1. A system for overlapping migration to another host node, comprising:

a computer comprising a processor and a memory having computer-executable instructions stored thereupon which, when executed by the processor, cause the computer to: receive a customer request regarding a virtual machine on a source host node; intercept the customer request; determine whether migration of the virtual machine on the source host node is capable of being performed; when the migration of the virtual machine on the source host node is capable of being performed: stop the virtual machine on the source host node; and migrate the virtual machine to an updated host node.

2. The system of claim 1, wherein the customer request is to reboot the virtual machine.

3. The system of claim 2, the memory having further computer-executable instructions stored thereupon which, when executed by the processor, cause the computer to:

start the virtual machine on the updated host node.

4. The system of claim 2, wherein the customer request is received from a cloud-based service portal.

5. The system of claim 2, wherein the customer request is received from inside the virtual machine.

6. The system of claim 1, wherein the customer request is to shut down the virtual machine.

7. The system of claim 6, the memory having further computer-executable instructions stored thereupon which, when executed by the processor, cause the computer to:

shut down the virtual machine on the updated host node.

8. A method of overlapping migration to another host node, comprising:

receiving a customer request regarding a virtual machine on a source host node;

intercepting the customer request;

determining whether migration of the virtual machine on the source host node is capable of being performed;

when the migration of the virtual machine on the source host node is capable of being performed: stopping the virtual machine on the source host node; and migrating the virtual machine to an updated host node.

9. The method of claim 8, wherein the customer request comprises rebooting the virtual machine.

10. The method of claim 9, further comprising:

starting the virtual machine on the updated host node.
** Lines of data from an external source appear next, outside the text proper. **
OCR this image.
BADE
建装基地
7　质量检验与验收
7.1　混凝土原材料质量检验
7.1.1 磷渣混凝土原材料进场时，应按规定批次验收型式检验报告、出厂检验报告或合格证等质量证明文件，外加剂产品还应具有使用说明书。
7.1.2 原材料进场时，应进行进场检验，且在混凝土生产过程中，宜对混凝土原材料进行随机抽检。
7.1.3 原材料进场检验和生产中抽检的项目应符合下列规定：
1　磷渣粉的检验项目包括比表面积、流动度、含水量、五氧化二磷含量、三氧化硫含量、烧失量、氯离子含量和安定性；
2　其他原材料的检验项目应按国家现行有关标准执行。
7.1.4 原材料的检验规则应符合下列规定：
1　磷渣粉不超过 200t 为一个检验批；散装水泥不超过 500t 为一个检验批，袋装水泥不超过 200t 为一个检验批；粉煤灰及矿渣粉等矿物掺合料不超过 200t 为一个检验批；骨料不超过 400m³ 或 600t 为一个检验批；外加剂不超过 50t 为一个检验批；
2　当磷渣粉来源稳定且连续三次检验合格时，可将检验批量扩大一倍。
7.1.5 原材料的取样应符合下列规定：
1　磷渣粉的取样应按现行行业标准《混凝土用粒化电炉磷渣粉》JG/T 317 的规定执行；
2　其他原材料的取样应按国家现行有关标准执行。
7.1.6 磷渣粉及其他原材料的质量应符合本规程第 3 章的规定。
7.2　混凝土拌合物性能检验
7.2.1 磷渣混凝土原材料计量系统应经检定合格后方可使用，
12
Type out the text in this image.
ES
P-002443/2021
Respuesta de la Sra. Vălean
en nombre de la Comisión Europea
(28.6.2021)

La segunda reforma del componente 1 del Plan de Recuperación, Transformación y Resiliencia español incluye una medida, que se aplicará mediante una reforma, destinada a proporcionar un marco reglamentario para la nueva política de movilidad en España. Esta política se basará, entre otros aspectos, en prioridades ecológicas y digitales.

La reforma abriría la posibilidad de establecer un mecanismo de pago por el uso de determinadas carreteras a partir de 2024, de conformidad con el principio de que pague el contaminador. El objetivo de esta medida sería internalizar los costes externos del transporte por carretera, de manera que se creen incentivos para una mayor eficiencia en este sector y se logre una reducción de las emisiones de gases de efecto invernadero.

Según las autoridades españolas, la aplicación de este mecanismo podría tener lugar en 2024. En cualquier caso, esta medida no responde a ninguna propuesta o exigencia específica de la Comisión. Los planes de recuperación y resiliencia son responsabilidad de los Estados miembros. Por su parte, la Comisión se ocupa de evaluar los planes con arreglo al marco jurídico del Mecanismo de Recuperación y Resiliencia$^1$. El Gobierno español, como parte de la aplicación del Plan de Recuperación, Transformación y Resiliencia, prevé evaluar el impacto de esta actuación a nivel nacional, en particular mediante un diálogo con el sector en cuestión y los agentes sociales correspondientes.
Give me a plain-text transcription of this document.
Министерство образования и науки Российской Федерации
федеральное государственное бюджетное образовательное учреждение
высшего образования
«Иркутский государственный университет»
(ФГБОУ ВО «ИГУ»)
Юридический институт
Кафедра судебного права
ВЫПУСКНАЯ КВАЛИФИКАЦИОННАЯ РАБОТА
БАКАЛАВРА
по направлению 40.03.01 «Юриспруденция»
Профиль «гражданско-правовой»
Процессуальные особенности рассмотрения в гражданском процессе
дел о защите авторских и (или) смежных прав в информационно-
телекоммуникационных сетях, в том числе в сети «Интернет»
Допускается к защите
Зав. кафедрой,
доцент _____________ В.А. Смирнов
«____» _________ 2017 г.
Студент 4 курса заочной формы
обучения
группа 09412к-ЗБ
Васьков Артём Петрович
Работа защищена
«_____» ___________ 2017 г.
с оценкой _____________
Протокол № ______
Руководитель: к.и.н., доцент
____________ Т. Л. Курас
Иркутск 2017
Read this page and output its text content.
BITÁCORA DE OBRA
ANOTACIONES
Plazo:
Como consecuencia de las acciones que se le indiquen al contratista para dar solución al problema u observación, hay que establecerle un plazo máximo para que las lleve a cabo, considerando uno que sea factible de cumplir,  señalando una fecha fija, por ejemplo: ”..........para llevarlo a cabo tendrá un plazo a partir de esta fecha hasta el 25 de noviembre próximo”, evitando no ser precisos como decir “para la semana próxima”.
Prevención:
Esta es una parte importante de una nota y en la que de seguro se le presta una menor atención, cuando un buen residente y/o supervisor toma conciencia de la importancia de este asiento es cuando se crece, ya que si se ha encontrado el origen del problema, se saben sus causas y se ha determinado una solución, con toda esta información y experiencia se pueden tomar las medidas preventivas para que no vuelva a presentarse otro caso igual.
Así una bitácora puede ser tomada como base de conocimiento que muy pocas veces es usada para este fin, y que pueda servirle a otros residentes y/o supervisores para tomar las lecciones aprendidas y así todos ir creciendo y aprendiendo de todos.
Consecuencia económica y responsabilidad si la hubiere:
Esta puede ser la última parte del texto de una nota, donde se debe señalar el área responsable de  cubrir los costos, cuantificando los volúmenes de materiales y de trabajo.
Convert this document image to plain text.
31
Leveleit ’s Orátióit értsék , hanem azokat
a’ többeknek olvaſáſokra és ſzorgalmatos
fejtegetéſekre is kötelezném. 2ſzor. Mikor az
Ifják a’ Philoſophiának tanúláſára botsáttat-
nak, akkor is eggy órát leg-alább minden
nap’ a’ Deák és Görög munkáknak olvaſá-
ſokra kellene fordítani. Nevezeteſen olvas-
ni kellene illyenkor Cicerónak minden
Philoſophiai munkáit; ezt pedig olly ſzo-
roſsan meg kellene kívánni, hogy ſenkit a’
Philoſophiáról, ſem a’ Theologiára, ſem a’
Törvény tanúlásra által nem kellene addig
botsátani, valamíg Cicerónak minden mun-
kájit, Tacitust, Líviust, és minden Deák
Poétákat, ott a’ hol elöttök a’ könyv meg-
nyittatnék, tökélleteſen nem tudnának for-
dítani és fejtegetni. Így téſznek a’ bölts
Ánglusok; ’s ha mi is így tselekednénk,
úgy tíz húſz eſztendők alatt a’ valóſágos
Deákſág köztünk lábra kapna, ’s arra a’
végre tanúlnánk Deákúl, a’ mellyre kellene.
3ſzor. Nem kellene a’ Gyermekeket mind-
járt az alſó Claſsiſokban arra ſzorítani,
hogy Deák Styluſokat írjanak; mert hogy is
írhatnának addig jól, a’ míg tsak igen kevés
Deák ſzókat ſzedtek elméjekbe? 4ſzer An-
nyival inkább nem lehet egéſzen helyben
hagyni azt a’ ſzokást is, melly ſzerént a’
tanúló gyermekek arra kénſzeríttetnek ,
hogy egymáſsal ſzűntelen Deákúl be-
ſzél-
11. The method of claim 9, wherein the customer request to reboot the virtual machine is received from a cloud-based service portal.

12. The method of claim 9, wherein the customer request to reboot the virtual machine is received from inside the virtual machine.

13. The method of claim 8, wherein the customer request comprises shutting down the virtual machine.

14. The method of claim 13, further comprising:

shutting down the virtual machine on the updated host node.

15. A computer storage medium storing computer-readable instructions that when executed cause a computing device to:

receive a customer request regarding a virtual machine on a source host node;

intercept the customer request;

determine whether migration of the virtual machine on the source host node is capable of being performed;

when the migration of the virtual machine on the source host node is capable of being performed: stop the virtual machine on the source host node; and migrate the virtual machine to an updated host node.

16. The computer storage medium of claim 15, wherein the customer request is to reboot the virtual machine.

17. The computer storage medium of claim 16 storing further computer-readable instructions that when executed cause the computing device to:

start the virtual machine on the updated host node.

18. The computer storage medium of claim 16, wherein the customer request to reboot the virtual machine is received from a cloud-based service portal.

19. The computer storage medium of claim 16, wherein the customer request to reboot the virtual machine is received from inside the virtual machine.

20. The computer storage medium of claim 15, wherein the customer request is to shut down the virtual machine, and, the memory having further computer-executable instructions stored thereupon which, when executed by the processor, cause the computer to:

shut down the virtual machine on the updated host node.